Texto: Ana Barba

Ilustración: ElKoko

Cuando se es internacionalista y a la vez se considera irrenunciable el derecho soberano de las gentes a decidir su futuro, se contemplan con cierta melancolía los sucesos que están teniendo lugar en Cataluña en torno al Refèrendum de Independencia. Por un lado se siente un hermanamiento con quienes luchan por su soberanía y por otro lado aparece un gran escepticismo al valorar la posición de la derecha catalana, tan capitalista, extractiva y corrupta como la que más. Se admite que, para que un proceso de autodeterminación tenga futuro, debe contar con la participación, o la aquiescencia al menos, de la inmensa mayoría de la sociedad a la que atañe. Sin embargo, cuando se mezclan capitalistas, anticapitalistas y una gran masa social que se mueve en distintos grados de indefinición política, el resultado del proceso soberanista puede parecer, cuanto menos, incierto. La pregunta es de qué servirá tanta lucha si al final el resultado es una nueva versión capitalista y explotadora de lo que ahora tenemos en el Estado Central.

Ilustración de ElKoko

En ese panorama tan mustio estábamos hasta que esta semana, a 10 días del 1-O, el PP, tan torpe interpretando situaciones políticas complejas, ha venido en apoyo del Procès. Todo hubiera seguido más o menos anodino de no ser por la respuesta autoritaria del Gobierno ante lo que ellos califican como “desafío” soberanista. Registros, incautaciones, cierres de medios y redes, imputaciones y por último detenciones y destituciones, no han hecho sino alimentar la llama independentista y echar a la calle a gentes que hasta este momento apenas participaban o estaban al margen del 1-O. La sociedad catalana en masa ha salido en defensa de su soberanía y de quienes capitanean el Procès. Es tal la respuesta que hay quien la califica de “15M Indepe”, por lo que se ve con bastante razón. La gente ha perdido la indiferencia y se rebela en masa contra las fuerzas del orden, han perdido el miedo y el respeto a las armas y los uniformes. Se mezclan abuelos, gente de mediana edad y jovencitos, trabajadores y estudiantes en acampadas y sentadas, en manifestaciones y concentraciones. Se empapelan las oficinas con carteles del “Si” y se abandona el trabajo para ir a manifestarse, se suspenden las clases en los colegios, se da permiso a los empleados para ausentarse, se toman plazas y centros públicos, se rodean sedes de fuerzas policiales y se defienden locales independentistas con el furor que proporciona la lucha contra la injusticia.

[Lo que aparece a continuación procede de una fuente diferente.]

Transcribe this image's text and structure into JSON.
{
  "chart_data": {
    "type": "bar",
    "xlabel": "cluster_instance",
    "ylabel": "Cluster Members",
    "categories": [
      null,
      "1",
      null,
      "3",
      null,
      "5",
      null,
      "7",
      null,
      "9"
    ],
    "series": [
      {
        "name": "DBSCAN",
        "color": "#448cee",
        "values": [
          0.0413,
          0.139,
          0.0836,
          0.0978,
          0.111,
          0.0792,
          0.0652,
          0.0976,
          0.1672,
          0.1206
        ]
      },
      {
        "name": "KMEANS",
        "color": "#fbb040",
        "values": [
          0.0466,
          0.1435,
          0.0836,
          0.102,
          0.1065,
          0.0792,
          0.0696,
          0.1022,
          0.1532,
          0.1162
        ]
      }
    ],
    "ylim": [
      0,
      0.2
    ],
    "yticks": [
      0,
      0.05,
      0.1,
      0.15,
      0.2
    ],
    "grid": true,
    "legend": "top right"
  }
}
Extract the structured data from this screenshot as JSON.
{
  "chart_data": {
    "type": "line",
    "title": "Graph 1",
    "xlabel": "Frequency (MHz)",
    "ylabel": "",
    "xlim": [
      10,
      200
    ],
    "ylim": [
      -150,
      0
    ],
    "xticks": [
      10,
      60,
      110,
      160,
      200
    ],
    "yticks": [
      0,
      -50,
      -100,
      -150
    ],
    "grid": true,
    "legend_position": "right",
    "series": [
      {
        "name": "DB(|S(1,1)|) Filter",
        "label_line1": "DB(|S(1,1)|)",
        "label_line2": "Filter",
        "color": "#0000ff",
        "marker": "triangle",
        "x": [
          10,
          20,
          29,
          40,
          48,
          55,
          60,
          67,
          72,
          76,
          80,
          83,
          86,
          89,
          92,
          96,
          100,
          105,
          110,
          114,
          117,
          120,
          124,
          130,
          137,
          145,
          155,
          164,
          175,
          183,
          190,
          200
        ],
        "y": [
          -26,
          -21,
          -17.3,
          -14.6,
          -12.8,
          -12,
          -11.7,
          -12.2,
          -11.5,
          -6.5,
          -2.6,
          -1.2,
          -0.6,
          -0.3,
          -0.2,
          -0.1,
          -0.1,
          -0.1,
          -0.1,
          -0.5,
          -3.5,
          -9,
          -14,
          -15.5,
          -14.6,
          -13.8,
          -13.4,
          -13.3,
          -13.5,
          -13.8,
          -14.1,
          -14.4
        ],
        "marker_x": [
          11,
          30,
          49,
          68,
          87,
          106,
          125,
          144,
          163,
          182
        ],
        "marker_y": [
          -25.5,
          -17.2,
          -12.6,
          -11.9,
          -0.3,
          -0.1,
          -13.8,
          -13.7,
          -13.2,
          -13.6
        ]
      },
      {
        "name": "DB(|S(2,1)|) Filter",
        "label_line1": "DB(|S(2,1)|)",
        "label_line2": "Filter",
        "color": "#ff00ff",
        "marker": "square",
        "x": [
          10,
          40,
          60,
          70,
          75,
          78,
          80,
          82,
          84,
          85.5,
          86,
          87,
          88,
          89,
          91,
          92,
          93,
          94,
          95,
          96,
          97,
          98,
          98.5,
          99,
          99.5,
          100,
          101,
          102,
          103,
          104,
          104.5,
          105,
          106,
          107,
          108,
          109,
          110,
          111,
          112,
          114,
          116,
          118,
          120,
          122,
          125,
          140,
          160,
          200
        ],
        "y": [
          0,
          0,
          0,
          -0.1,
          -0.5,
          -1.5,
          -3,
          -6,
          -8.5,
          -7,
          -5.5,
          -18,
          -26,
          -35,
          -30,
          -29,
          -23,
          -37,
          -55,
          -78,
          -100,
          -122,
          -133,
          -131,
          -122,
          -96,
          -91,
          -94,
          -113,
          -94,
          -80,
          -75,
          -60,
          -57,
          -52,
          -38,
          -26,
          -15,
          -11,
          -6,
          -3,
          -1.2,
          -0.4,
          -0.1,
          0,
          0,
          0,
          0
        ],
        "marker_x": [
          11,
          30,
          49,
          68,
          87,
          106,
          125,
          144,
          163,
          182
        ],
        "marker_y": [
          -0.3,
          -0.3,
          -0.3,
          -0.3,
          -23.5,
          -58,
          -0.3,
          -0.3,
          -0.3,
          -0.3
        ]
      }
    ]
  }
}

Este proceso vivido en Cataluña no puede pararse obrando como si se tratara de un territorio ocupado, usando la fuerza y los legalismos, ahogando sus instituciones y pisoteando sus derechos. Aunque se gane esta batalla por parte del sector españolista del Estado, la guerra está virtualmente perdida por los unicistas, al menos en Cataluña. Sería interesante que en el resto del Estado se desarrollaran las fuerzas latentes que aplauden la insumisión en Cataluña, quienes lo ven como una nueva ventana de oportunidad para acabar con el R-78 y el inicio de una República Federal.

A estas alturas ya da igual si se celebra o no el Referéndum, da igual el resultado y da igual la presunta legalidad o ilegalidad del proceso. El autoritarismo miope del Gobierno y sus socios de Ciudadanos han encendido una llama que ha provocado un incendio de enorme potencia. Aunque las fuerzas del orden enviadas por el Estado Central y los jueces mandatados por la derecha y el españolismo más rancios consigan impedir que se celebre el 1-O, ya nada será igual tras esta semana de septiembre. El verdadero Procès ha ganado estos días, no se necesita votar para demostrar que la gente en Cataluña ha dicho “prou”. A todos los efectos, Cataluña ha dejado de ser España el 20-S.